A algumas semanas atrás comecei a assistir Black Mirror. Talvez um dos seriados mais pesados que já assisti. Não mostra violência, tiros, sangue, mas o efeito é bastante similar. A serie choca apenas mostrando a realidade da nossa sociedade. Gostei bastante e pretendo acompanhar mas ainda não consegui chegar ao terceiro episódio, acho que não me recuperei ainda dos dois primeiros. Você precisa ser forte para digerir tudo e assistir os episódios em sequência, como nós gostamos de fazer com uma série que gostamos.
Se você já assistiu ao primeiro episodio e leu o título desta postagem, talvez já entendeu a referência. Para você que não assistiu ou não se lembra, o primeiro episódio chamado de "The National Anthem" fala sobre um seqüestro de uma princesa. O resgate que eles pedem para sua vida é um pouco bizarro. Não pedem dinheiro ou qualquer outra coisa de valor. Mas ter um vídeo do primeiro ministro da Inglaterra transmitido ao vivo para todo o país. Neste vídeo, ele deve ser filmado mantendo relações intimas com uma porca. Mais perturbador do que isso é que, no final do episódio, a população esquece que a vida de alguem está em risco e todo o país se reune em frente da TV como se fossem assistir a uma final de Copa do Mundo.

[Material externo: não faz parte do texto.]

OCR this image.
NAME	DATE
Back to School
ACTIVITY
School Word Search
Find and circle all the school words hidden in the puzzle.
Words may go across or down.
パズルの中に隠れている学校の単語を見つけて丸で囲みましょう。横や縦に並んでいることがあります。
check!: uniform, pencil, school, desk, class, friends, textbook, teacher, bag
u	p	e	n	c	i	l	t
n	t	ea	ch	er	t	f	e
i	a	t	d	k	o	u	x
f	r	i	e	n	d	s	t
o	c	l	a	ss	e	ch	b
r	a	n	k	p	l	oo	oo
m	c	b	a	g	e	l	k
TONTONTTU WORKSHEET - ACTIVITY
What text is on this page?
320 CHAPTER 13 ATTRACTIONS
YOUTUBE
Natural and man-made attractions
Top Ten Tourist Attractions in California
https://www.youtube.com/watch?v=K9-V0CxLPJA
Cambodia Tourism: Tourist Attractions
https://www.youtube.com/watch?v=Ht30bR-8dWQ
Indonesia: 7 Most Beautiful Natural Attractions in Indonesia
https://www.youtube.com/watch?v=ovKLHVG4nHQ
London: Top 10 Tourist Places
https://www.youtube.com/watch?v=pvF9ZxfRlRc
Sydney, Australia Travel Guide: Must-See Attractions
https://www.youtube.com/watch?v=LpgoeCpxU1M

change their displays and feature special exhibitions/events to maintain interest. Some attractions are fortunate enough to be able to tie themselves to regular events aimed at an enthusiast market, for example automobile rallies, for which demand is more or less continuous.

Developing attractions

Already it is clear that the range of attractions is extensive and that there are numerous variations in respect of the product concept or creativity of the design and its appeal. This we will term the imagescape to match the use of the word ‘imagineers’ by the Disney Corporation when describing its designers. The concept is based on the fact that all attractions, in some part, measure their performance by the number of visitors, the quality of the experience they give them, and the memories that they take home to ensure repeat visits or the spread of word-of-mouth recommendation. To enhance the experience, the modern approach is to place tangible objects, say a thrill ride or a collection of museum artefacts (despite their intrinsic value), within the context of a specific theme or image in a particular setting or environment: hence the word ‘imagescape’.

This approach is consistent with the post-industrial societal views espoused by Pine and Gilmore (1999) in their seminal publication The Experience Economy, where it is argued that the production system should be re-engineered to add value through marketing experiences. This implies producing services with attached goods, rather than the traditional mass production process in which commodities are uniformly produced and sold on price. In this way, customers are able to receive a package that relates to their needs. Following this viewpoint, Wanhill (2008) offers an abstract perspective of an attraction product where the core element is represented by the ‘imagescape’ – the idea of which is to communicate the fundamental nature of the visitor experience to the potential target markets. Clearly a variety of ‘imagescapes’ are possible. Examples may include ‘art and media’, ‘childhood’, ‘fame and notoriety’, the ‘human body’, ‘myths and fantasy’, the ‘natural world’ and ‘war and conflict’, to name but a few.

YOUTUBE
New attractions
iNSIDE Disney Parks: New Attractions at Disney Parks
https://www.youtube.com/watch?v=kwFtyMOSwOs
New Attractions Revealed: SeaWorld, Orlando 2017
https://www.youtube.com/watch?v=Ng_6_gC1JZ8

No final do episodio eu fiquei me perguntando por que os seres humanos amam tanto as tragédias e as más notícias. Vídeos de violência, pessoas sendo gravemente feridas ou até morrendo sempre recebem enxurradas de visualizações no youtube e se tornam virais no Facebook. E parece que aquele aviso dizendo "as imagens a seguir contêm gráficos que podem ser perturbadores para algumas pessoas" servem apenas para deixar as pessoas mais curiosas para ver.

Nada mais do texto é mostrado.